Delianne do not copy5
.
Aralık 2012
Incredibles (İnanılmaz Aile) filmini Selim çok seviyor, Kerim de seviyor. Ancak filmin sonunda Jacj-Jack (Cekcek) ‘in ateş topuna dönüşme sahnesinden ödü patlıyor ve mümkün değil orayı izlemiyor. Ve muzır Selim de ne zaman Kerim’i kaçırtmak istese Cekcek kozunu kullanıyor,  işe de yarıyor ve Kerim derhal koşarak ortamı terkediyor.

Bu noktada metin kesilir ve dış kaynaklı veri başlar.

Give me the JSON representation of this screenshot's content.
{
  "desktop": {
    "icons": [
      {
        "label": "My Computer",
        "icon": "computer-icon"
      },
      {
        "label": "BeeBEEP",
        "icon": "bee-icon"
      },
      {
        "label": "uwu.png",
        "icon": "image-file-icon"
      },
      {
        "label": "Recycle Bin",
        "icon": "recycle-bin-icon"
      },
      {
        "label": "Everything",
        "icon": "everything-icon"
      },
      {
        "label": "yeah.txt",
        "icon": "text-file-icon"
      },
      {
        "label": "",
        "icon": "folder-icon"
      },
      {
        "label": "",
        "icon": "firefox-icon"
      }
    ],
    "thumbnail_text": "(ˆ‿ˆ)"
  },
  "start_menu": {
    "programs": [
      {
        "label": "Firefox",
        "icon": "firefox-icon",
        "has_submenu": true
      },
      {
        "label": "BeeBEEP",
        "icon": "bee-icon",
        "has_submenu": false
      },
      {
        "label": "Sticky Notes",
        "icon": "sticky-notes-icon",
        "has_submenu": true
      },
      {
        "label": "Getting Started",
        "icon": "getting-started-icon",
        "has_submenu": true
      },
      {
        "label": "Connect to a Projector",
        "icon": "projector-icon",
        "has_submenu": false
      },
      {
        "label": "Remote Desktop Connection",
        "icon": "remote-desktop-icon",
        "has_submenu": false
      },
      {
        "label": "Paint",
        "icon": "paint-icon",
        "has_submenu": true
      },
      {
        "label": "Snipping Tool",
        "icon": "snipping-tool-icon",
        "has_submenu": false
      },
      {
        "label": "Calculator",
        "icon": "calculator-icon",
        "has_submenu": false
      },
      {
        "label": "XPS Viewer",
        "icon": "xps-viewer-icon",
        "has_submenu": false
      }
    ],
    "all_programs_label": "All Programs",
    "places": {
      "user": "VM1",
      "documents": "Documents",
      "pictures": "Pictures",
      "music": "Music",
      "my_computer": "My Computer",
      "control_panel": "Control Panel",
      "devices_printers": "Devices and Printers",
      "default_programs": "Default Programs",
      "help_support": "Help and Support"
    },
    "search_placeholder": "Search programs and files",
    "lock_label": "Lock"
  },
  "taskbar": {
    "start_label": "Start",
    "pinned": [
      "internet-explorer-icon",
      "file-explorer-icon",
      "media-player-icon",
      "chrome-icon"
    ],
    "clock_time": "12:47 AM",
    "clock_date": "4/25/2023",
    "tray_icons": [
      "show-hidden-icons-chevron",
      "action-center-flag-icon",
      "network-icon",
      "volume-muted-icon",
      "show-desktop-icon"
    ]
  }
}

Ancak gün geliyor roller değişiyor.
Birgün Selim kendine ait oyuncakla mutlu mesut oynayan Kerim’e şiddetli bir müdahalede bulunuyor. Kerim oyuncağı bırakmamak için canhıraş şekilde çırpınıyor, doğrusu bir süre iyi de kuvvet uyguluyor ancak en sonunda direnci kırılıyor. Malum biri 30, biri 13 kilo. Ama o an nasıl oluyorsa oluyor, sanırım melekler imdadına yetişiyor, Selim oyuncağını eline geçiriyor ama yere de yapışıyor üstüne bir tane de Kerim vuruyor. Ve dönüyor abiye doğru:
-Hıh! Canın yansın! Cekcek OL! (Yanmak her türlü yanmak işte:))
.
cekcek ol
.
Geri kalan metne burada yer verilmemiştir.